Take good warm care. I liked that. I wanted to correspond, and I wanted to go to the Bartok concert before Christmas, and I didn’t contact him. It was a precious note, and a wonderful thought, and I didn’t want to disappoint him with the actuality of my existence, so I cowered instead. He called in once and asked for me, apologized for being forward and said to write him, please. I wrote him a long letter in response, but I never sent it.
Paul Simon
Admittedly, I did not meet Paul Simon, but I did occupy a large room with him once. New York had gradually brought to the surface a darkness inside me that had long needed to be named and was threatening to be named whether I was ready for its christening or not. I had run away to Los Angeles, I had run away to New York, and I had plans to run away to London, but I was being followed by my own shadow.
I had become utterly consumed by ruminations of negative things I had done in my past, and negative they were, but I was quite literally killing myself over them. I became engulfed by the thought that those around me would be better off if I had never existed. I desperately wanted to die but felt that taking my own life would be an unthinkable cruelty to my family, so instead, I prayed for a natural disaster or a terrible accident to absolve me guilt-free. I’d sit in the back of a cab and silently hope that a bus would make the experience quick and spare the driver. I googled ways to make it look like an accident, and I lingered in the pills section of corner markets. To put it bluntly, I was severely mentally ill and didn’t know it.

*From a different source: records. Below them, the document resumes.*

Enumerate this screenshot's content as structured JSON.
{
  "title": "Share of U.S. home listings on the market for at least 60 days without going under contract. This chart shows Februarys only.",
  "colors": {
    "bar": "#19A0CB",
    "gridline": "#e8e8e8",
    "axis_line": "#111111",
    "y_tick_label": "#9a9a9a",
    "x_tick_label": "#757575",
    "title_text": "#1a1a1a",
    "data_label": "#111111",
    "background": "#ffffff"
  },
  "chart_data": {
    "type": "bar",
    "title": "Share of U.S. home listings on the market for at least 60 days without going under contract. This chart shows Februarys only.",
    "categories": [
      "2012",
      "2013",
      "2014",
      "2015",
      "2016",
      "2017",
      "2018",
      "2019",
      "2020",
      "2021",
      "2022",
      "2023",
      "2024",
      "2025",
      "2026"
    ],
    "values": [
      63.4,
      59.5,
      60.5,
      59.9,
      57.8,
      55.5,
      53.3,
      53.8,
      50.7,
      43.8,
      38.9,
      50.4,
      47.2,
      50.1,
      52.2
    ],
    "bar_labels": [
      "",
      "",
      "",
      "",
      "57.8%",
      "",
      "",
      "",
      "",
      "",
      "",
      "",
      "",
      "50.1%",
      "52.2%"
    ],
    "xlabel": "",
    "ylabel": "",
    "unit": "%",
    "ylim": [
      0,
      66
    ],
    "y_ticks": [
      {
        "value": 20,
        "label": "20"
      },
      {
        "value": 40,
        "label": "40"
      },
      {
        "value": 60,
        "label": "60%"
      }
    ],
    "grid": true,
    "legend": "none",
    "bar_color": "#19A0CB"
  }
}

However, in New York, I had accidentally immersed myself in an ecosystem that noticed my absence and I found myself unable to slip away unobscured. A friend encouraged me to visit a therapist. I did, and this therapist told me I was having a depressive episode. I was a “high functioning” manic-depressive. I began seeing her three times a week.
I had long dreaded a diagnosis but found instead that labelling the nebulous murkiness inside gave me a sense of clarifying agency. Near the end of my time in the city, my life slowly regained functionality. My therapist asked me why I’d moved to New York, and I told her that I liked the theatre and Simon and Garfunkel, and it seemed like a good idea. She told me Paul Simon was in town, and at her urging, I bought myself a ticket to his concert.

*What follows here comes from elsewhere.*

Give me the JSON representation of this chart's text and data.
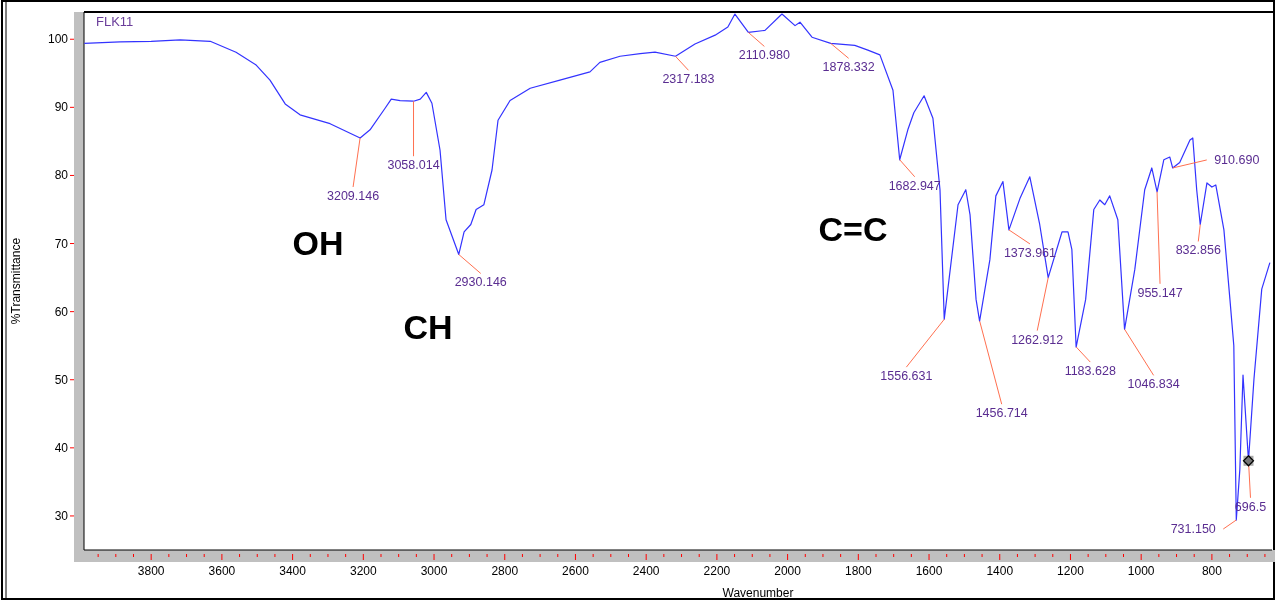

One night, I took my seat, alone, in the back of the theatre, and he walked onstage, more human-seeming than I had expected. Music filled the auditorium, and I thought of a life long-lived, and a man who had endured more things than I, and who had continued to make things just because. The show opened with a phrase on repeat:
“You know life is what you make of it—so beautiful, or so what.”
I had become quite immersed in the So What, and I had become exhausted by a city that had once promised a fresh start. If you find beauty in things that are simple or answers that are gloriously straightforward, then New York will give you nothing it promises. If you want to get just a bit closer to who you are, however painful, then New York will deliver every time.

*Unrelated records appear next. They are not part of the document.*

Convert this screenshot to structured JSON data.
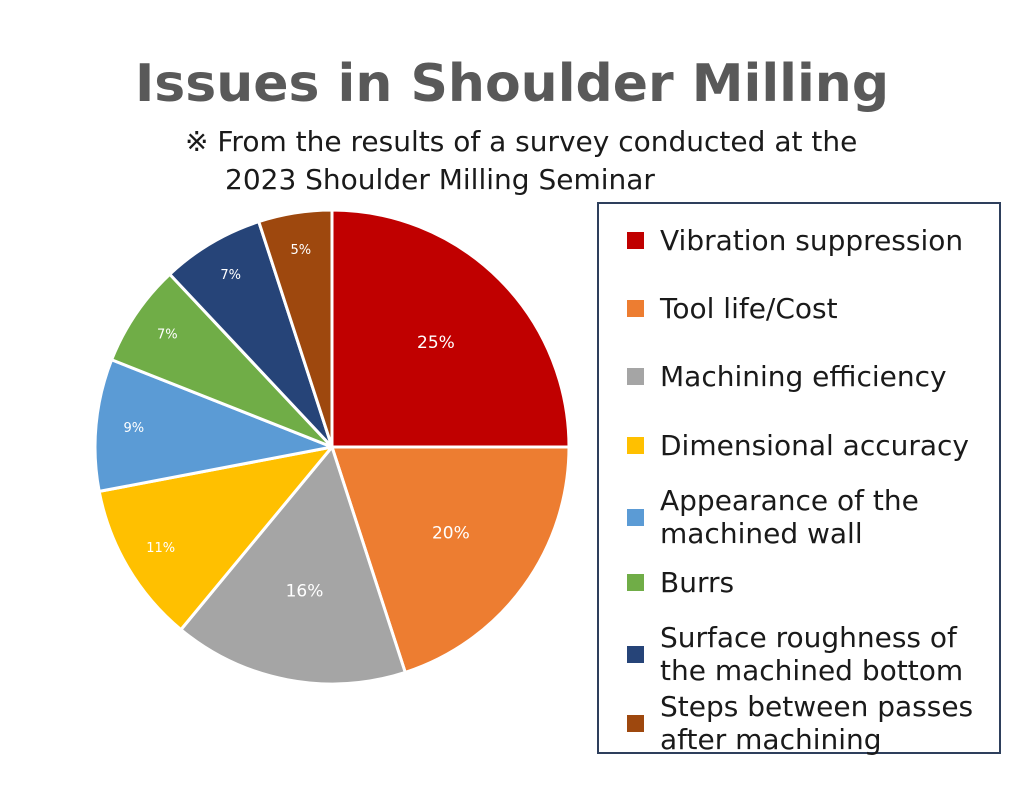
{
  "chart_data": {
    "type": "pie",
    "title": "Issues in Shoulder Milling",
    "subtitle_line1": "※ From the results of a survey conducted at the",
    "subtitle_line2": "2023 Shoulder Milling Seminar",
    "legend_position": "right",
    "slices": [
      {
        "name": "Vibration suppression",
        "value": 25,
        "label": "25%",
        "color": "#c00000",
        "label_color": "#ffffff"
      },
      {
        "name": "Tool life/Cost",
        "value": 20,
        "label": "20%",
        "color": "#ed7d31",
        "label_color": "#ffffff"
      },
      {
        "name": "Machining efficiency",
        "value": 16,
        "label": "16%",
        "color": "#a5a5a5",
        "label_color": "#ffffff"
      },
      {
        "name": "Dimensional accuracy",
        "value": 11,
        "label": "11%",
        "color": "#ffc000",
        "label_color": "#ffffff"
      },
      {
        "name": "Appearance of the\nmachined wall",
        "value": 9,
        "label": "9%",
        "color": "#5b9bd5",
        "label_color": "#ffffff"
      },
      {
        "name": "Burrs",
        "value": 7,
        "label": "7%",
        "color": "#70ad47",
        "label_color": "#ffffff"
      },
      {
        "name": "Surface roughness of\nthe machined bottom",
        "value": 7,
        "label": "7%",
        "color": "#264478",
        "label_color": "#ffffff"
      },
      {
        "name": "Steps between passes\nafter machining",
        "value": 5,
        "label": "5%",
        "color": "#9e480e",
        "label_color": "#ffffff"
      }
    ]
  }
}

I regretted throwing away the notebooks, and the copy of Gulliver’s Travels, and the necklace. On the way home from the show, I sat in the taxi humming his melodies, and like a fortuitous bird appearing on a tree branch right outside your window at exactly the right moment, a poem flitted through my mind, and instead of praying for a bus to hit my taxi, I prayed for the ability to remember the poem I was writing without a pen and paper. I etched out the words on my thigh, hoping that muscle memory would assist in this. I don’t recall what I etched, and it doesn’t exactly matter. I was thrown into the city haphazardly. I had met many people, come into direct contact with an illness I had previously avoided and was spit back out not shinier as I had hoped, but different nonetheless. Changed.
The city streaked past me, and I had finally gotten what I came there for.